Ce fut un moment terrible. La barque, roulée par les flots, semblait vouloir monter à l’assaut d’un rempart d’écume qui la rejetait sans cesse en arrière : vingt fois elle essaya de franchir cette montagne d’eau et vingt fois elle fut repoussée : les planches de l’embarcation craquaient sous la rude étreinte des vagues, sa quille touchait par moments le sable, et l’on entendait un raclement sinistre. Enfin une lame nous saisit et d’un bond nous jeta au large : la barre était franchie et la pleine mer, quoique démontée, n’était pas impraticable. Notre pilote, par précaution, ne hissa point sa voile ; il naviguait à l’aviron, offrant toujours l’avant à la vague ; nous nous étions étendus au fond de la barque, à peu près à l’abri de la bourrasque, et nous nous tenions là, tant bien que mal, roulés, cahotés, secoués de cent façons, quand, tout à coup, au bout d’une heure à peu près d’une traversée mouvementée, l’homme lâcha ses avirons, et, se dressant à son banc, poussa un cri de surprise, en étendant le bras dans la direction de l’île de Hveen. Nous nous levâmes aussitôt : loin, derrière nous, on distinguait dans la nuit un point lumineux qui dansait sur les vagues ; il disparaissait par instant, mais bientôt il surgissait de nouveau de l’ombre et suivait évidemment la même route que nous.

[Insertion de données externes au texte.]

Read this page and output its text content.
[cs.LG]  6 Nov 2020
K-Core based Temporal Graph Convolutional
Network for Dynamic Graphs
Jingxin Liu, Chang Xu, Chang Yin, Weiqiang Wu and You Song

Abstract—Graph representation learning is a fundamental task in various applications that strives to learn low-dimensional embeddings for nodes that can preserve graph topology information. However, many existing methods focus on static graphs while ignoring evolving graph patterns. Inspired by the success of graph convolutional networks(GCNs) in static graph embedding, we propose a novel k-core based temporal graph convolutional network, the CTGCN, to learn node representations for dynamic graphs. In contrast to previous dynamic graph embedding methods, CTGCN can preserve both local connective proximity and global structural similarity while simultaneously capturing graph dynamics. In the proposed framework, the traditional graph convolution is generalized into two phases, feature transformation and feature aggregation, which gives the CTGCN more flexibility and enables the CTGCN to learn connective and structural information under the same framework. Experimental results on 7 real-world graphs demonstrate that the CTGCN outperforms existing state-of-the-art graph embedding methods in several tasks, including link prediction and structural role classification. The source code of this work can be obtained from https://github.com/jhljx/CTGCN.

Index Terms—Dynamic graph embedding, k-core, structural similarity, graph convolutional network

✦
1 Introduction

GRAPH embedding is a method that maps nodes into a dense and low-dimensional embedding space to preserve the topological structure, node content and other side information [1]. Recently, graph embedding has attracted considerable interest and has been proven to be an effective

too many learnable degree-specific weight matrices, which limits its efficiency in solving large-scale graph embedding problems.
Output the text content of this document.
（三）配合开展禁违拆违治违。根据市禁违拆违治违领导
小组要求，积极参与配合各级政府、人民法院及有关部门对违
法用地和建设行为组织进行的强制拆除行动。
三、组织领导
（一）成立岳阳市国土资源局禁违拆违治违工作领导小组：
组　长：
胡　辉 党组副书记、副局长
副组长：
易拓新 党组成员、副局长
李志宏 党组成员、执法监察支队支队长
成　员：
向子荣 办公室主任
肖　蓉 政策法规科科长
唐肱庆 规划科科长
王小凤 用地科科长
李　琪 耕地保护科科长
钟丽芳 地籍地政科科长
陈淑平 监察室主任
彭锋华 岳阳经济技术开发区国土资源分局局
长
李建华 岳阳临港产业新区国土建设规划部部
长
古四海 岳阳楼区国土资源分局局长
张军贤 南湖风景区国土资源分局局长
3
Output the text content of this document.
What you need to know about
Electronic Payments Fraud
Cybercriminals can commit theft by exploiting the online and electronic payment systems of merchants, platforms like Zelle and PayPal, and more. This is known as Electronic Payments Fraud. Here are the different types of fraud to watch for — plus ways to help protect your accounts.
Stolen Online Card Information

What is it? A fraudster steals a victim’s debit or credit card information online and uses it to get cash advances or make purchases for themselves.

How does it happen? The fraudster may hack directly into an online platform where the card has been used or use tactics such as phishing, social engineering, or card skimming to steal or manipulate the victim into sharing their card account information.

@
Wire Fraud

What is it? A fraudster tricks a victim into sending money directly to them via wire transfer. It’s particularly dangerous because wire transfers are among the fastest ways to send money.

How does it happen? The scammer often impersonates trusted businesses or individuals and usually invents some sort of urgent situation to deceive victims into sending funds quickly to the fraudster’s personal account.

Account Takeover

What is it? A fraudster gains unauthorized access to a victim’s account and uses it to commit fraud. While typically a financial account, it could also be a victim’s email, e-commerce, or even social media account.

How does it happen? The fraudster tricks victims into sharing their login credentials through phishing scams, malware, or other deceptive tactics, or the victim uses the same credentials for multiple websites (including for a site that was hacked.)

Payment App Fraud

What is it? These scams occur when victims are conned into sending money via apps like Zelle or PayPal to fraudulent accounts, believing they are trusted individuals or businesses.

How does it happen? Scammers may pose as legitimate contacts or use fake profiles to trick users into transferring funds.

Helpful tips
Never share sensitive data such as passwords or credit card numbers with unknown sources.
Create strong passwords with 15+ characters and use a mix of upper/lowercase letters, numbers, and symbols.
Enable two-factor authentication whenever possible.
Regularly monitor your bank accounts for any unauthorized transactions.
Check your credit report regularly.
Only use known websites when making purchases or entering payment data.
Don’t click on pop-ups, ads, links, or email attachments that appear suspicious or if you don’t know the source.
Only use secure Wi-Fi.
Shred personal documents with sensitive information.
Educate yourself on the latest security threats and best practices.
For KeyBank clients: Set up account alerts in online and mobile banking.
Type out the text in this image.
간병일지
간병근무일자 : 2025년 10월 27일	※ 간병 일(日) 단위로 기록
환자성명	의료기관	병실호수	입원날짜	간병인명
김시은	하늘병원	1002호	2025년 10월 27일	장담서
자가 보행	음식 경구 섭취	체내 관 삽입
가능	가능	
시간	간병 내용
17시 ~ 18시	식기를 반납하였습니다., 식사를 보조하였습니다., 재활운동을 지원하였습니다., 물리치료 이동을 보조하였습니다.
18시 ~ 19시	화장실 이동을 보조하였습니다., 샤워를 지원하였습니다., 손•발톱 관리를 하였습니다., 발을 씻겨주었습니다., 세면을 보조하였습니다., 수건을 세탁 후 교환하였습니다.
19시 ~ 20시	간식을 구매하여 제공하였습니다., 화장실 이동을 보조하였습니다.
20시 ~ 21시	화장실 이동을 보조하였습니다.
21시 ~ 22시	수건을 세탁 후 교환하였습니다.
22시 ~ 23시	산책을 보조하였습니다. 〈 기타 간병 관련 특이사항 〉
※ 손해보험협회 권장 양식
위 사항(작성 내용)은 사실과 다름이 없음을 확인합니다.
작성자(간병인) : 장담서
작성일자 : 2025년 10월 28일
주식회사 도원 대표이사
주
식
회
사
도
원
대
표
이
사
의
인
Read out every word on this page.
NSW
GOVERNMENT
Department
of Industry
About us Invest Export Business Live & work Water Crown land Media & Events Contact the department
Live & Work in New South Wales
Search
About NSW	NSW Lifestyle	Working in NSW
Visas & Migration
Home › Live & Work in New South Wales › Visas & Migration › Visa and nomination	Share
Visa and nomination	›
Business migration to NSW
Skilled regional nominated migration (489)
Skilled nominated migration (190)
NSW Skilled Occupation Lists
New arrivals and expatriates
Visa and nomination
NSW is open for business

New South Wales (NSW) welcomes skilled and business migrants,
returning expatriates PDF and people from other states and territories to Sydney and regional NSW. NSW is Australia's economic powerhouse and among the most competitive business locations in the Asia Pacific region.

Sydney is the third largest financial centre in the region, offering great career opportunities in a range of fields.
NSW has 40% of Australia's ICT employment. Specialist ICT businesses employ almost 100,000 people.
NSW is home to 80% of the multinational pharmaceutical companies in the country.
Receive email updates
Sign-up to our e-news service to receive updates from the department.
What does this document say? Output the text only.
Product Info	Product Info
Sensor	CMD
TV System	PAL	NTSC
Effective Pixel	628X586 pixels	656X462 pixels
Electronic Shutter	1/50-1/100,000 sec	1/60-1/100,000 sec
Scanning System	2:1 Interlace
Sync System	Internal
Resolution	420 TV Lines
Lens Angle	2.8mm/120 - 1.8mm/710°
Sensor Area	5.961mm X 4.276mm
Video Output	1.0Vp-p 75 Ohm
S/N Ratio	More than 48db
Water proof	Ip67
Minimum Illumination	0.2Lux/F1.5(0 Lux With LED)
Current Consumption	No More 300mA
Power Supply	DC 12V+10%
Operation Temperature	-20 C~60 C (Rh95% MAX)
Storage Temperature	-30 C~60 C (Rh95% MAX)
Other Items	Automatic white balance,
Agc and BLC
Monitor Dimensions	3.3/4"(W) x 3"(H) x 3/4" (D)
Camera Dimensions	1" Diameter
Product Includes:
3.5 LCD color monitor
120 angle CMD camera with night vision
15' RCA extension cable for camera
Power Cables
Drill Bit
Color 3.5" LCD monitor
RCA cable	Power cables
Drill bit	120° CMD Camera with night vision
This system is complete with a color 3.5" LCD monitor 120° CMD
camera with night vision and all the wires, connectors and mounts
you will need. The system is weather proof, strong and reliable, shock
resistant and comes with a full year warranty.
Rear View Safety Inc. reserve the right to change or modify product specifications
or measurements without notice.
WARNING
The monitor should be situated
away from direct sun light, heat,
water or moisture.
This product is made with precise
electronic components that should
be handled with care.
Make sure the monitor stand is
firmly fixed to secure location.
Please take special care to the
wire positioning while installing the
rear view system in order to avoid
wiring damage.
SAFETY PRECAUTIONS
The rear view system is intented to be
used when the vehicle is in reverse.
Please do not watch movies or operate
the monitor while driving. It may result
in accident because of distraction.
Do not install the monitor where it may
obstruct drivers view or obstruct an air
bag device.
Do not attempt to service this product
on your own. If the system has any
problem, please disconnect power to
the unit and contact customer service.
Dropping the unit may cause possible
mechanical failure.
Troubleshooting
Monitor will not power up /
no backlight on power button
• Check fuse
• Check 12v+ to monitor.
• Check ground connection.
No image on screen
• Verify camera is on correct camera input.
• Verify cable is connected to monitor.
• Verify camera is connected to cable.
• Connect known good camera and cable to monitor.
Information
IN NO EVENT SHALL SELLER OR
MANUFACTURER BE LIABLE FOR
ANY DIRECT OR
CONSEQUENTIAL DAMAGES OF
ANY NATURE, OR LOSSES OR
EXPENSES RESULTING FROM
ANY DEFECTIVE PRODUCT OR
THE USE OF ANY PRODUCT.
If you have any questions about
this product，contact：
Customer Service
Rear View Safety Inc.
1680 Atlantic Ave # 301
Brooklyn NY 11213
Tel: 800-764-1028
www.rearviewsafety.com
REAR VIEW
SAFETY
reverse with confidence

— En anden boad, fit notre pilote.

— Un autre bateau, me dit mon ami à voix basse ; nous sommes poursuivis.

— Comment ?

— Eh ! sans doute : Vasilicht s’est aperçu de notre fuite ; il s’est mis à notre recherche ; il a deviné notre projet, et il cherche à nous atteindre.

— Force de rames, alors, force de rames ! il faut lui échapper à tout prix : il faut être avant lui à Copenhague…

Notre pilote comprit sinon le sens, du moins l’intention de mes paroles ; il se précipita vers le mât, tira les cordages, largua la voile et s’installa à la barre ; le bateau s’inclina sur le flanc, mais, poussé par un vent de tempête, il reprit sa route en ligne droite, fendant les vagues. Au loin le feu de la barque de Vasilicht semblait lui aussi gagner de vitesse : tantôt il se rapprochait au point que nous pouvions le croire tout près de nous ; tantôt il disparaissait au contraire pendant quelques minutes et ne paraissait que comme un point lumineux, très vague. À un moment il nous sembla entendre des cris, puis tout disparut.

Notre barque, toute frémissante sous la pression de sa voile, cinglait vers Copenhague.